The fact fighting games aren't suited to casual players, as well as more serious gamers that don't want to spend their evenings practicing the same combo over and over, is manifesting in poor sales. As of March 31st this year, Street Fighter V has sold just 2.1 million units in total, while Marvel vs. Capcom: Infinite sits around the 1 million mark. A severe lack of interest in the latter has led to the decision not to incorporate the game into the Capcom Pro Tour event circuit.

One of the few fighters available on the Switch

Bandai Namco is faring a little better. At last count in March, 2.8 million gamers have purchased Tekken 7 and 2.5 million have picked up Dragon Ball FighterZ. The active playerbases of all these games are much smaller, though. In the past month, just over 2,500 people had played Street Fighter V through Steam, while 3,700 had jumped into Tekken 7. Playing BlazBlue: Cross Tag Battle on PS4, I've seen as many as around 45 people in online lobbies, and as few as 4. At the time of writing, 21 million people were playing Fortnite.

Low sales figures have forced fighting game developers to squeeze the playerbase for revenue, mostly in the form of additional, purchasable characters. BlazBlue: Cross Tag Battle is treading a similar path. The game itself is $50 with a 20-strong roster, but to ensure you get the 20 DLC characters as they're released, you have to purchase a $20 add-on. Some individual characters are free, while three-fighter packs and extra color sets are $5 and $2, respectively. That's quite the investment for a competitive game that has less than 50 people playing at any one time (on PS4 at least).

That's not a good sign

I don't know what fighting games like Cross Tag Battle can do to stretch beyond their current niche into more mainstream multiplayer circles. Perhaps they will always be king of the Tokyo arcade, but overlooked on consoles. There's definitely scope to make the getting better part more fun and interactive, rather than a lonely grind spamming combos against a static dummy. The majority of learning at the higher levels takes place outside the game, too, in forums and on specialist sites. Could the answer be building that community within the game itself?
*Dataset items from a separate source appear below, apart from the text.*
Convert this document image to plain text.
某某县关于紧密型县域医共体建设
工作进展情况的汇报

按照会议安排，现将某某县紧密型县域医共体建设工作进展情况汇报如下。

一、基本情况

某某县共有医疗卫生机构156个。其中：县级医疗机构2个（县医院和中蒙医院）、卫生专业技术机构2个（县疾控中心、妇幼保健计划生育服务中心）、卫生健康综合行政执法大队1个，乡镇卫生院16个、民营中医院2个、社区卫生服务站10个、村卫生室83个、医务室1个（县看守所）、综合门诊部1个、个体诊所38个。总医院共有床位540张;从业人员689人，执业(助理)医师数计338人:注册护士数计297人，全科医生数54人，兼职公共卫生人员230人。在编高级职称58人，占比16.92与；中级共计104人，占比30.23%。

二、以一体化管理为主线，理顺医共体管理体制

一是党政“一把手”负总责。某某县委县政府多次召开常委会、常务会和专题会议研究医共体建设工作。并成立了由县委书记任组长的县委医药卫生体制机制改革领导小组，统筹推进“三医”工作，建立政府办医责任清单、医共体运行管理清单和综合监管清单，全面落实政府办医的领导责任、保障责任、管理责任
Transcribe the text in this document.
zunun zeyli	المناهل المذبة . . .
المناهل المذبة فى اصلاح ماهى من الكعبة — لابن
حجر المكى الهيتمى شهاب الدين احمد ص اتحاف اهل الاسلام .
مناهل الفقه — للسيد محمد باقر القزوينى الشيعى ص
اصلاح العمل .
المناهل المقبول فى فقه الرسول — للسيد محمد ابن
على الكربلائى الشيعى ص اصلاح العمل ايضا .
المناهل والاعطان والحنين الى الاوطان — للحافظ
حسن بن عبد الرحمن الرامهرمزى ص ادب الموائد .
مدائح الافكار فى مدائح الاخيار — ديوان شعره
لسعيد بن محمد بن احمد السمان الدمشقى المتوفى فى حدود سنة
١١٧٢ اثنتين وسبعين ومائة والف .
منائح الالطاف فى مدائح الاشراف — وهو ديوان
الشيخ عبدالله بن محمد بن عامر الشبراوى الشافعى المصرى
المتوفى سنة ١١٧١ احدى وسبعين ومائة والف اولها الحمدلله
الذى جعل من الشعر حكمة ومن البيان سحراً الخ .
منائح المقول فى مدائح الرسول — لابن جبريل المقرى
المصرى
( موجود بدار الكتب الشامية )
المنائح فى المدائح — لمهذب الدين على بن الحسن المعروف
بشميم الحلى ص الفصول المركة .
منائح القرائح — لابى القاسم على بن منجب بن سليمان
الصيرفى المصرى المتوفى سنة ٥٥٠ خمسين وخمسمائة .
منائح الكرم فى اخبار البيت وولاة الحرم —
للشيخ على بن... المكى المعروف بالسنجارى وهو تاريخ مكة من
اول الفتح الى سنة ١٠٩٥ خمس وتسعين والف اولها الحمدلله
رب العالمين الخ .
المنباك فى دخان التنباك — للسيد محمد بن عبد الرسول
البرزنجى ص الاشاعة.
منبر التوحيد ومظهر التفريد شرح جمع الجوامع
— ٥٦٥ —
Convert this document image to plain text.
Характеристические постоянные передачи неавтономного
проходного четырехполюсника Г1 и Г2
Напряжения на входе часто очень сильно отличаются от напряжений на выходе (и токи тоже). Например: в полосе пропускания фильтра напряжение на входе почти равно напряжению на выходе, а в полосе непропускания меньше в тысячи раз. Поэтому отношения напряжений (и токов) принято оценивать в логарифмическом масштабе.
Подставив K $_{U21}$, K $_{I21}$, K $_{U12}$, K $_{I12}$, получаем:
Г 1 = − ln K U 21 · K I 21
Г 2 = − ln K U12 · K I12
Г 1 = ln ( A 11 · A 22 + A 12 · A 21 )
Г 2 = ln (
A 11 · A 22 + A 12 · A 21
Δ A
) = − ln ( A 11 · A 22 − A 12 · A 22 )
At least the competitive scene remains fiercely loyal to the genre, and making these kind of games progressively simpler is not an option. They need to be hard or victories wouldn't be nearly as sweet, defeats nearly as agonizing. And as a spectator, the high skill cap is fundamental to the intensity of matches. Without that, you wouldn't create legends like Daigo Umehara and Justin Wong, or moments like the iconic full Chun-Li super parry at Evo 2004.